Donnerstag, den 14. Juli 2011 um 00:00 Uhr

Einen Betriebsrat wählen ist gar nicht schwer!Im Betreuungsbereich der IG Metall Nürnberg gibt es zurzeit 138 Betriebe mit Betriebsrat. Immer mehr Beschäftigte setzen sich für betriebliche Mitbestimmung ein.
Im Mai wurde mit Unterstützung der IG Metall Nürnberg bei der Fett GmbH erfolgreich ein 3-köpfiges Betriebsratsgremium gewählt. Bei der Erker GmbH und der Tokheim Göhler GmbH laufen die Wahlen noch. Dabei geht es nicht immer ohne Probleme. So wurde bei Erker seitens der Geschäftsführung versucht durch Kündigungen die Betriebsratswahlen zu verhindern. Von der Betriebsratsgründung abhalten lassen, haben sich die Kolleginnen und Kollegen dennoch nicht. Die hohe Anzahl von Bewerberinnen und Bewerbern für das Betriebsratsamt zeigt nicht nur die Bereitschaft Verantwortung zu übernehmen, sondern macht den festen Willen der Belegschaften deutlich die betriebliche Mitbestimmung auch in ihrem Betrieb zu installieren.
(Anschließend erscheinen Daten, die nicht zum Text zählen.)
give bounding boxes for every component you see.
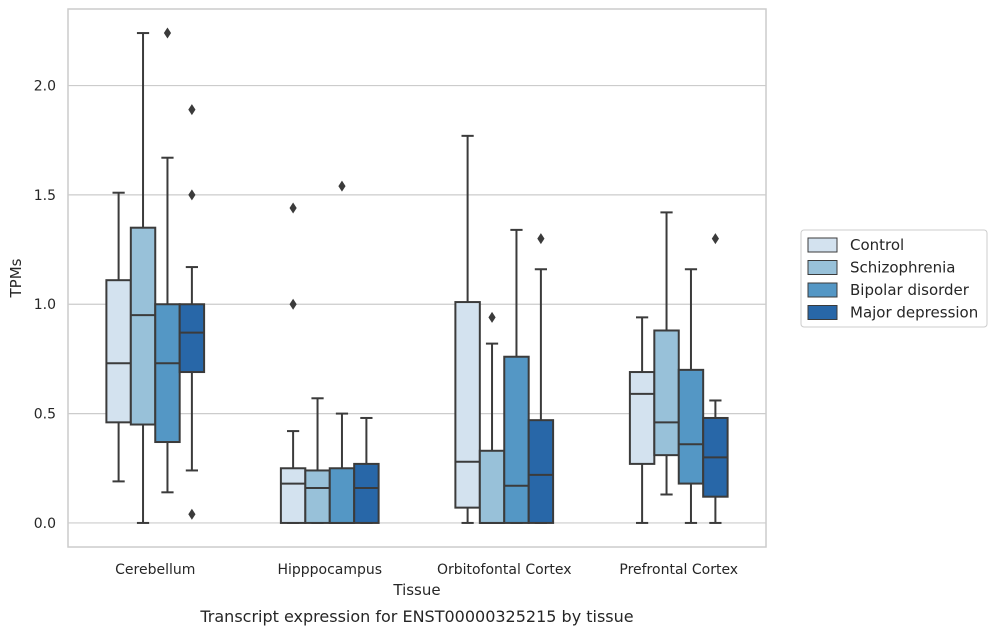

Wie die Geschäftsführung auf eine Betriebsratswahl reagiert, ist immer der größte Unsicherheitsfaktor für die Beschäftigten. Dagegen hilft am besten ein guter Organisationsgrad und die professionelle Unterstützung der IG Metall bei der Durchführung der Wahl.
Dass die betriebliche Mitbestimmung immer mehr gefragt ist, zeigt auch eine Untersuchung zu den letzten Betriebsratswahlen von Greifenstein/ Kißler/ Lange im Auftrag der Hans-Böckler-Stiftung. Dieser achtjährige Langzeitvergleich zeigt einen Anstieg der Wahlbeteiligung auf hohem Niveau an und macht eine Würdigung der Interessenvertretungsarbeit durch die Belegschaft deutlich. Gerade in Krisenzeiten spielen Betriebsräte eine bedeutende Rolle, denn genau dann kommt es darauf an zwischen den ökonomischen Interessen der Unternehmen und den Interessen der Belegschaften zu vermitteln. Dass die letzte Krise für viele Beschäftigte so glimpflich verlaufen ist, hat maßgeblich mit dem Krisenmanagement der Betriebsräte zusammen mit der IG Metall zu tun.
Einen professionell agierenden Betriebsrat zu haben, sorgt mit den Beschäftigten für gute Arbeitsbedingungen in den Betrieben und unterstützt die Wettbewerbsfähigkeit der Unternehmen in Deutschland.

Darum: Hast du keinen, wähl dir einen!